As anyone who’s ever made the road trip south from the Northeast to Florida on I-95 will tell you, highlights along the route are few. There’s the hellacious, bumper-to-bumper traffic between Baltimore and Richmond, Va. that will make you want to poke your eyes out.
This, of course, is more of a road trip lowlight, but the horror of it will stick in your memory for a long, long time, so much so, in fact, it will be the first thing you mention in a blog post.
Then, there’s South of the Border and it’s mascot, Pedro, the rather unfortunate rendering of a Mexican who seems — if one is to believe the many magnets, bumper stickers and other tzchokes for sale — to perpetually be napping under a saguaro cactus or smiling a daft, buck-toothed grin.
Just when you think there’s little more for a wayward traveler to enjoy down the endless stretch of highway other than the occasional truck stop proffering all manner of Slim Jim flavors (I had no idea there were more varieties beyond regular and spicy!), you’ll run aground in a town like Titusville, Fla., pull into a seedy (if totally functional) Super 8 motel, learn about the front desk woman’s brush with thyroid cancer upon check in, and be gifted a list of the town’s major restaurants.

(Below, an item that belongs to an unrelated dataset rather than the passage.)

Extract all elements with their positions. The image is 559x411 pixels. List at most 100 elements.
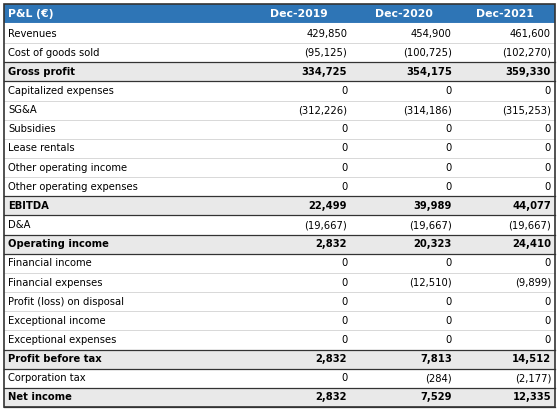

Intermingled with the likes of McDonald’s and Hungry Howie’s, you may, if you’re lucky, notice the listing for Dixie Crossroads and the blurb, “Turn right at the giant shrimp.” Now, come on. Who can resist that sort of absurdity and the chance to spy a giant crustacean?
Imagine our sheer joy upon discovering the Dixie Crossroads is a bit of a local icon, famous for its rock shrimp platter, which, while truly delicious, paled in comparison to some of the restaurant’s other, less touted highlights.

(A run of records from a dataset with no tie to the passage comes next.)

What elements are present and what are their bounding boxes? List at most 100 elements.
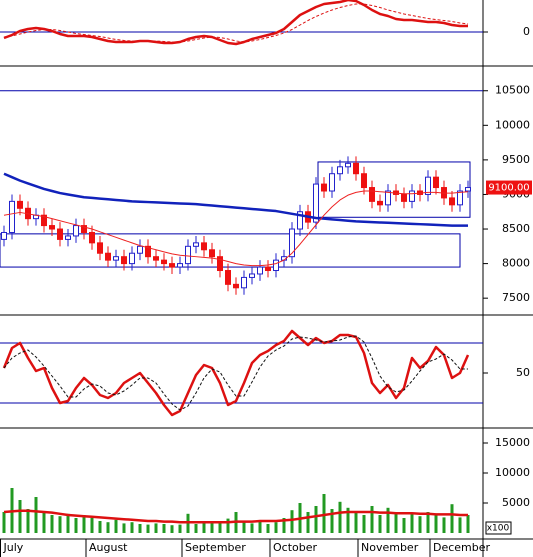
candle-body <box>313 183 319 223</box>
candle-body <box>145 245 151 258</box>
y-tick-label: 8000 <box>502 257 530 270</box>
volume-bar <box>26 509 30 533</box>
volume-bar <box>218 523 222 533</box>
candle-body <box>57 228 63 240</box>
volume-bar <box>162 524 166 533</box>
x-tick-label: November <box>361 541 419 554</box>
candle-body <box>137 245 143 254</box>
series-line <box>3 190 469 267</box>
volume-bar <box>202 521 206 533</box>
candle-body <box>257 266 263 275</box>
series-line <box>3 172 468 227</box>
candle-body <box>153 256 159 261</box>
volume-bar <box>138 524 142 533</box>
candle-body <box>345 162 351 168</box>
candle-body <box>377 200 383 206</box>
candle-body <box>233 283 239 289</box>
y-tick-label: 9500 <box>502 153 530 166</box>
series-line <box>2 329 470 417</box>
volume-bar <box>146 524 150 533</box>
candle-body <box>185 245 191 265</box>
volume-bar <box>250 523 254 533</box>
candle-body <box>457 190 463 206</box>
volume-bar <box>106 522 110 533</box>
last-price-box <box>486 180 532 195</box>
candle-body <box>249 273 255 278</box>
candle-body <box>9 200 15 233</box>
volume-bar <box>410 513 414 533</box>
volume-bar <box>378 515 382 533</box>
x-tick-label: September <box>185 541 246 554</box>
volume-bar <box>394 513 398 533</box>
volume-bar <box>442 517 446 533</box>
candle-body <box>121 256 127 265</box>
volume-bar <box>330 509 334 533</box>
volume-bar <box>18 500 22 533</box>
x-tick-label: August <box>89 541 128 554</box>
volume-bar <box>458 517 462 533</box>
candle-body <box>289 228 295 258</box>
candle-body <box>177 263 183 268</box>
y-tick-label: 10500 <box>495 84 530 97</box>
y-tick-label: 0 <box>523 25 530 38</box>
x-tick-label: July <box>3 541 24 554</box>
y-tick-label: 5000 <box>502 496 530 509</box>
volume-bar <box>434 515 438 533</box>
candle-body <box>129 252 135 265</box>
volume-bar <box>42 512 46 533</box>
volume-bar <box>74 518 78 533</box>
volume-bar <box>58 516 62 533</box>
volume-bar <box>170 525 174 533</box>
volume-bar <box>2 512 6 533</box>
volume-bar <box>242 522 246 533</box>
x-tick-label: December <box>433 541 491 554</box>
volume-bar <box>90 518 94 533</box>
candle-body <box>401 193 407 202</box>
volume-bar <box>258 521 262 533</box>
candle-body <box>449 197 455 206</box>
candle-body <box>105 252 111 261</box>
volume-bar <box>402 518 406 533</box>
range-box <box>0 233 461 268</box>
candle-body <box>241 276 247 289</box>
volume-bar <box>290 510 294 533</box>
series-line <box>3 0 468 46</box>
volume-bar <box>274 522 278 533</box>
candle-body <box>265 266 271 272</box>
candle-body <box>217 256 223 272</box>
candle-body <box>161 259 167 265</box>
volume-bar <box>418 516 422 533</box>
volume-bar <box>114 519 118 533</box>
y-tick-label: 15000 <box>495 436 530 449</box>
y-tick-label: 7500 <box>502 291 530 304</box>
candle-body <box>81 225 87 233</box>
volume-bar <box>82 515 86 533</box>
candle-body <box>465 187 471 192</box>
unit-label: x100 <box>487 524 510 534</box>
volume-bar <box>210 522 214 533</box>
candle-body <box>353 162 359 175</box>
candle-body <box>49 225 55 230</box>
candle-body <box>337 166 343 175</box>
volume-bar <box>450 504 454 533</box>
candle-body <box>369 187 375 202</box>
candle-body <box>73 225 79 237</box>
candle-body <box>225 270 231 285</box>
candle-body <box>273 259 279 272</box>
volume-bar <box>346 507 350 533</box>
last-price-label: 9100.00 <box>488 183 529 194</box>
volume-bar <box>306 512 310 533</box>
volume-bar <box>194 524 198 533</box>
candle-body <box>409 190 415 202</box>
candle-body <box>433 176 439 189</box>
volume-bar <box>122 523 126 533</box>
candle-body <box>329 173 335 192</box>
volume-bar <box>362 515 366 533</box>
candle-body <box>321 183 327 192</box>
candle-body <box>113 256 119 261</box>
candle-body <box>201 242 207 251</box>
candle-body <box>193 242 199 247</box>
volume-bar <box>154 523 158 533</box>
volume-bar <box>338 501 342 533</box>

Take for instance, the Krabby Bites. Lord knows, there didn’t appear to be an ounce of crab in the whole lot of ’em. But damn, they were delicious. Fried dough balls, with bits of corn in the batter, topped with copious piles of powdered sugar. Kind of like giant funnel cake balls. But better.
Then, there were the drink prices. A whopping $7.50 for a beer AND a glass of wine. What? No, really, and it wasn’t even happy hour.

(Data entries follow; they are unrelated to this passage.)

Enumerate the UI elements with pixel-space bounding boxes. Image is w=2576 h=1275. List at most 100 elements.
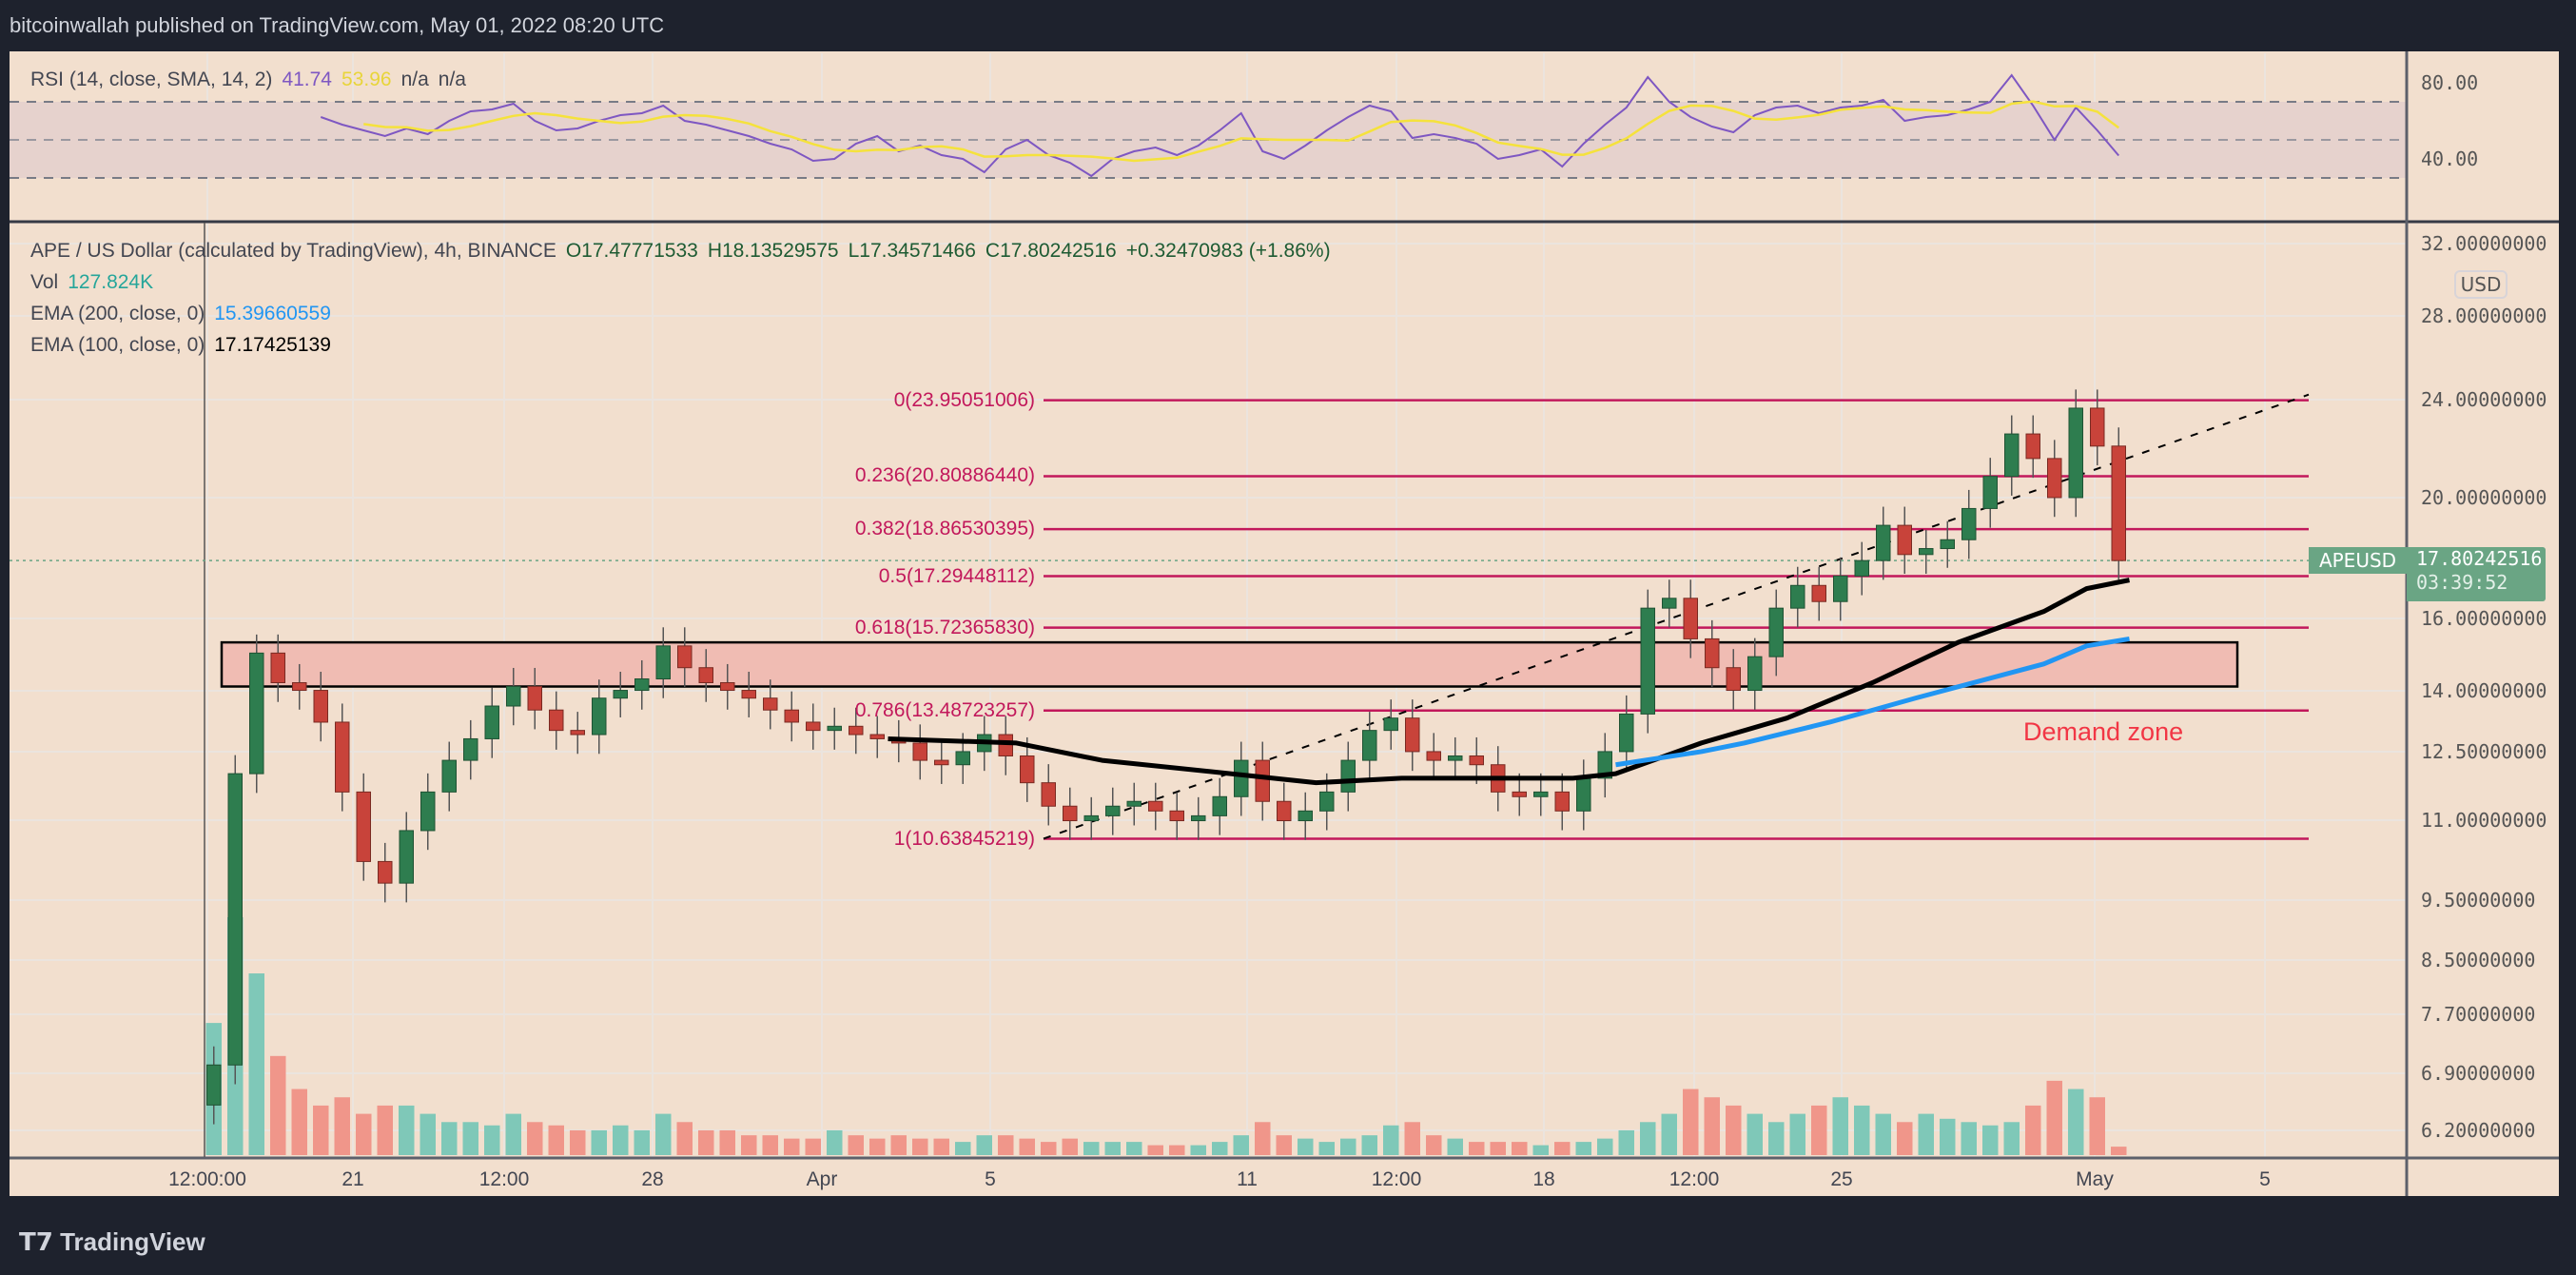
candle-body: [356, 791, 371, 862]
candle: [1726, 649, 1741, 710]
publisher-header: bitcoinwallah published on TradingView.c…: [10, 13, 665, 37]
volume-bar: [1361, 1135, 1377, 1155]
candle: [1148, 782, 1163, 831]
candle-body: [634, 678, 650, 692]
candle: [399, 812, 414, 903]
candle: [677, 627, 693, 687]
candle-body: [806, 721, 821, 732]
volume-bar: [1683, 1089, 1699, 1155]
volume-bar: [1961, 1122, 1977, 1155]
candle: [2111, 427, 2126, 580]
volume-bar: [441, 1122, 458, 1155]
candle: [763, 679, 778, 730]
rsi-na-2: n/a: [438, 69, 466, 90]
candle: [1619, 695, 1634, 772]
fib-level-label: 0.236(20.80886440): [854, 464, 1035, 487]
candle: [1576, 759, 1591, 831]
volume-bar: [1041, 1142, 1057, 1155]
candle: [1234, 741, 1249, 816]
volume-legend: Vol 127.824K: [30, 271, 163, 294]
price-axis-label: 6.90000000: [2421, 1062, 2536, 1085]
candle: [1169, 792, 1184, 840]
candle: [1854, 541, 1869, 596]
chart-panel: [10, 51, 2559, 1196]
time-axis-label: Apr: [806, 1168, 838, 1190]
ema100-line: [888, 578, 2130, 786]
candle: [1298, 792, 1313, 840]
volume-bar: [356, 1113, 372, 1155]
candle-body: [1919, 548, 1934, 556]
volume-bar: [1340, 1138, 1356, 1155]
price-axis-label: 20.00000000: [2421, 486, 2547, 509]
time-axis-label: May: [2076, 1168, 2114, 1190]
candle: [613, 672, 628, 717]
candle: [1191, 796, 1206, 840]
candle-body: [2025, 433, 2040, 460]
currency-badge[interactable]: USD: [2454, 270, 2508, 299]
candle-body: [484, 705, 499, 739]
candle: [484, 687, 499, 758]
candle: [934, 741, 949, 784]
volume-bar: [1469, 1142, 1485, 1155]
candle-body: [378, 860, 393, 884]
price-axis-label: 24.00000000: [2421, 388, 2547, 411]
volume-bar: [1768, 1122, 1785, 1155]
candle: [1041, 764, 1056, 826]
ema200-line: [1615, 636, 2130, 768]
candle-body: [570, 730, 585, 736]
candle-body: [1982, 476, 1998, 509]
candle-body: [1768, 607, 1784, 657]
candle: [1876, 506, 1891, 580]
candle-body: [335, 721, 350, 793]
candle: [378, 842, 393, 903]
high-value: H18.13529575: [707, 240, 839, 262]
volume-bar: [1318, 1142, 1335, 1155]
time-axis-label: 12:00: [1669, 1168, 1720, 1190]
volume-bar: [313, 1105, 329, 1155]
candle: [655, 627, 671, 698]
fib-level-label: 0.382(18.86530395): [854, 518, 1035, 540]
volume-bar: [1083, 1142, 1100, 1155]
candle-body: [1854, 559, 1869, 577]
volume-bar: [634, 1129, 650, 1155]
candle: [1597, 733, 1612, 798]
candle: [1063, 787, 1078, 840]
candle: [634, 659, 650, 710]
candle: [1683, 579, 1698, 658]
ema200-label: EMA (200, close, 0): [30, 303, 205, 324]
candle-body: [763, 697, 778, 711]
candle: [1554, 773, 1570, 831]
candle: [527, 667, 542, 730]
volume-bar: [399, 1105, 415, 1155]
candle-body: [698, 667, 713, 683]
volume-bar: [1426, 1135, 1442, 1155]
ema100-legend: EMA (100, close, 0) 17.17425139: [30, 334, 341, 357]
candle-body: [1426, 751, 1441, 761]
demand-zone-label: Demand zone: [2023, 717, 2184, 746]
candle: [1833, 557, 1848, 621]
candle: [227, 755, 243, 1085]
candle-body: [955, 751, 970, 766]
tradingview-logo[interactable]: 𝗧𝟳 TradingView: [19, 1227, 205, 1257]
candle: [1768, 589, 1784, 677]
price-axis-label: 28.00000000: [2421, 304, 2547, 327]
candle: [2004, 415, 2020, 496]
volume-bar: [1704, 1097, 1720, 1155]
candle-body: [2047, 458, 2062, 499]
low-value: L17.34571466: [848, 240, 976, 262]
price-axis-label: 8.50000000: [2421, 949, 2536, 971]
candle: [1662, 579, 1677, 628]
candle: [1961, 489, 1977, 559]
candle-body: [399, 830, 414, 884]
candle-body: [613, 690, 628, 699]
candle: [784, 691, 799, 742]
candle-body: [1362, 730, 1377, 761]
candle-body: [1940, 539, 1955, 550]
candle-body: [1897, 524, 1912, 556]
candle: [1426, 733, 1441, 780]
fib-level-label: 0(23.95051006): [893, 388, 1035, 411]
close-value: C17.80242516: [985, 240, 1117, 262]
fib-level-label: 1(10.63845219): [893, 827, 1035, 850]
ema200-legend: EMA (200, close, 0) 15.39660559: [30, 303, 341, 325]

Of course, I’d be remiss not to mention the decor, which included a wide array of homages to the manatee, including fabulous tablecloths, (see Krabby Bites photo above) and slightly less fabulous, but much more questionable pieces of art.
Finally, I give you Mr. Rock, the top hat-wearing rock shrimp. The memories he gave us were, in a word, priceless.
And the perfect send-off for our arrival in — MIAMI.